Danach war die Fragestunde beendet, und der Direktor erwähnte die Mauer in den folgenden Jahren nicht mehr.

Im Lauf der Jahre stieß Solveig in jeder Himmelsrichtung irgendwann einmal auf die Mauer, und als sie zehn Jahre alt war, wusste sie, dass das Camp tatsächlich vollständig von einer Mauer oder von unüberwindbaren natürlichen Hindernissen eingeschlossen war. Sie wusste, dass die grauen Röhren Überwachungskameras waren und dass die Aufnahmen der Kameras in eine Überwachungszentrale gesendet und dort gespeichert wurden. Außerdem wusste sie, dass es zwei Tunnel gab. Einmal war sie zu der Stelle zurückgekehrt, an der sie zum ersten Mal den Berg gesehen hatte. Dort schlug sie den Weg nach rechts ein. Nachdem sie etwa zwei Stunden am Waldrand entlang beständig bergauf gegangen war, vernahm sie ein Geräusch von rauschendem Wasser, das immer lauter wurde, je weiter sie kam. Schließlich sah sie einen Wasserfall. Aus einer Höhe von vielleicht einhundert Metern schoss das Wasser aus dem Berg hervor und stürzte sich in die Tiefe. Am Fuß des Wasserfalls hatte sich ein kleiner See gebildet, aus dem ein Fluss entsprang, der im oberen Teil ziemlich reißend war und mit seinen Strudeln und Wirbeln eine Überquerung unmöglich machte. Jetzt wusste Solveig, aus welcher Quelle sich der große See speiste, der fast am entgegengesetzten Ende des Camps lag. Der große See hatte einen Abfluss, dessen Wasser in einer Felshöhle verschwand.

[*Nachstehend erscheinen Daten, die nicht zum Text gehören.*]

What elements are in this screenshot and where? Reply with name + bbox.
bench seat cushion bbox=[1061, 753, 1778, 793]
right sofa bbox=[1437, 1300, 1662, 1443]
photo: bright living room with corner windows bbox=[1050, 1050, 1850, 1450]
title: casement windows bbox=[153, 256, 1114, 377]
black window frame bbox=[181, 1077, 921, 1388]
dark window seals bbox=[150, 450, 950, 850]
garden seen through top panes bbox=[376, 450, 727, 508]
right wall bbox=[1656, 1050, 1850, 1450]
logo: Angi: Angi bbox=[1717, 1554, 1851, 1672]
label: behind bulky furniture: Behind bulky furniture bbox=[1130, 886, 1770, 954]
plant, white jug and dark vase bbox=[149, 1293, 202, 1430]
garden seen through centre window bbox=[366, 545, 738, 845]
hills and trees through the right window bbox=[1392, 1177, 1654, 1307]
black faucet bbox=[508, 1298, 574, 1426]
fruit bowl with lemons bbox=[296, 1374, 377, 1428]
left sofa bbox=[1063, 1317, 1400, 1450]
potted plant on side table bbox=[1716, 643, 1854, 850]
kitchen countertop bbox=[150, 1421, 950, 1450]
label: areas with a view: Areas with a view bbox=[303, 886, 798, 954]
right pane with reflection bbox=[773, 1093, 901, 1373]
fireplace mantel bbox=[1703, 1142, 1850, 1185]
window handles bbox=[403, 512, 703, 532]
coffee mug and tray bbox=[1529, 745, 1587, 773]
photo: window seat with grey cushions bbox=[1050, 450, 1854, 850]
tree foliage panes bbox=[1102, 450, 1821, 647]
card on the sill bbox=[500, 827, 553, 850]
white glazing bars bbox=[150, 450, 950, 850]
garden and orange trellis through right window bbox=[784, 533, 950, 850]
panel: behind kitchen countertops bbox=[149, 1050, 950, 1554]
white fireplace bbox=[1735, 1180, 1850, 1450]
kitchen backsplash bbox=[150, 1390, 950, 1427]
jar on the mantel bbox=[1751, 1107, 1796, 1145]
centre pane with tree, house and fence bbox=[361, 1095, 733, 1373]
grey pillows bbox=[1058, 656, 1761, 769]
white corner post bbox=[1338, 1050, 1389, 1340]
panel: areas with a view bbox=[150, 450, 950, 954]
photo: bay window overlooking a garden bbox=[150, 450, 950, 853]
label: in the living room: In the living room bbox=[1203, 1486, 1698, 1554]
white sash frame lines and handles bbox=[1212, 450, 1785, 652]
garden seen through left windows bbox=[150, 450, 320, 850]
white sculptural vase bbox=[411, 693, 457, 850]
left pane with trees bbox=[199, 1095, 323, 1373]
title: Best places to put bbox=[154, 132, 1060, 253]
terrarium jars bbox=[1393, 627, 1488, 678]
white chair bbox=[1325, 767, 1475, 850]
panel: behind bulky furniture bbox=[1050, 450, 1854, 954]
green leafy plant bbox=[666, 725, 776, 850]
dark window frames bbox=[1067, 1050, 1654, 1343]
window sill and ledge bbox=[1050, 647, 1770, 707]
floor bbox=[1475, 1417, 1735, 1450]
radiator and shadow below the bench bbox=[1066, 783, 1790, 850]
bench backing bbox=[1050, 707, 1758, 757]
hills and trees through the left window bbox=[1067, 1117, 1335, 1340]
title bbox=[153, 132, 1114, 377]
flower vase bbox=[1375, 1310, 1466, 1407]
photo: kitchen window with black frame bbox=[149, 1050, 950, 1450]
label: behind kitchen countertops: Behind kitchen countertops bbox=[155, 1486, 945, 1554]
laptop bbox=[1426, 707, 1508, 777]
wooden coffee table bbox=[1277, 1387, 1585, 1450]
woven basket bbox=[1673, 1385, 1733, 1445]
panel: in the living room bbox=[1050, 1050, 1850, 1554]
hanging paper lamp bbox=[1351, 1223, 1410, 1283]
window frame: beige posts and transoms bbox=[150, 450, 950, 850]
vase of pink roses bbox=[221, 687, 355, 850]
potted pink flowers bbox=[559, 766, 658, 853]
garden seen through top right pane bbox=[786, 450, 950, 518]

Nachdem die Kinder zum ersten Mal die Waldtage an dem See verbracht hatten, erschien am nächsten Tag der Direktor im Unterricht und hielt eine kurze Ansprache: „Ich bin nur gekommen, um eine Warnung auszusprechen. Vermutlich überlegt ihr jetzt, wo ihr den Abfluss des Sees gesehen habt, ob man schwimmend das Camp verlassen kann. Das ist unmöglich. Bei dem Versuch würdet ihr sterben. Der Tunnel hat eine Länge von zwei Kilometern, bevor er ans Tageslicht kommt. Ein Schwimmer müsste also die Fähigkeit haben, die Strecke, ohne Luft zu holen, bewältigen zu können. Schon das ist einem Menschen nicht gegeben. Gelänge es aber einem, so käme er am Ende des Tunnels an ein Stahlgitter. Dort würde er, da er das Gitter nicht öffnen kann, elendiglich zugrunde gehen. Gelänge es aber einem, das Gitter zu öffnen, so würde er vom Schwall des Wassers in die Tiefe gerissen, denn das Wasser stürzt dort zweihundert Meter tief ins Meer. Würde aber einer den Sturz überleben, käme er doch elendiglich zu Tode, denn weit und breit gibt es keinen Strand, wo er an Land gehen könnte und Nahrung fände. Er würde auch verdursten, denn ihr müsst ihr wissen, dass das Wasser des Meeres salzig ist. Man kann es nicht trinken.“

Wenn Solveig später an das Camp dachte, schätzte sie, dass die Mauer ein nahezu quadratisches Gelände umschloss und dass die Entfernung von dem Wasserfall am Berg bis zu dem Ausgang des Sees etwa fünfzig Kilometer betrug. Was sie immer noch nicht wusste, war, wo das Camp lag und ob es noch existierte.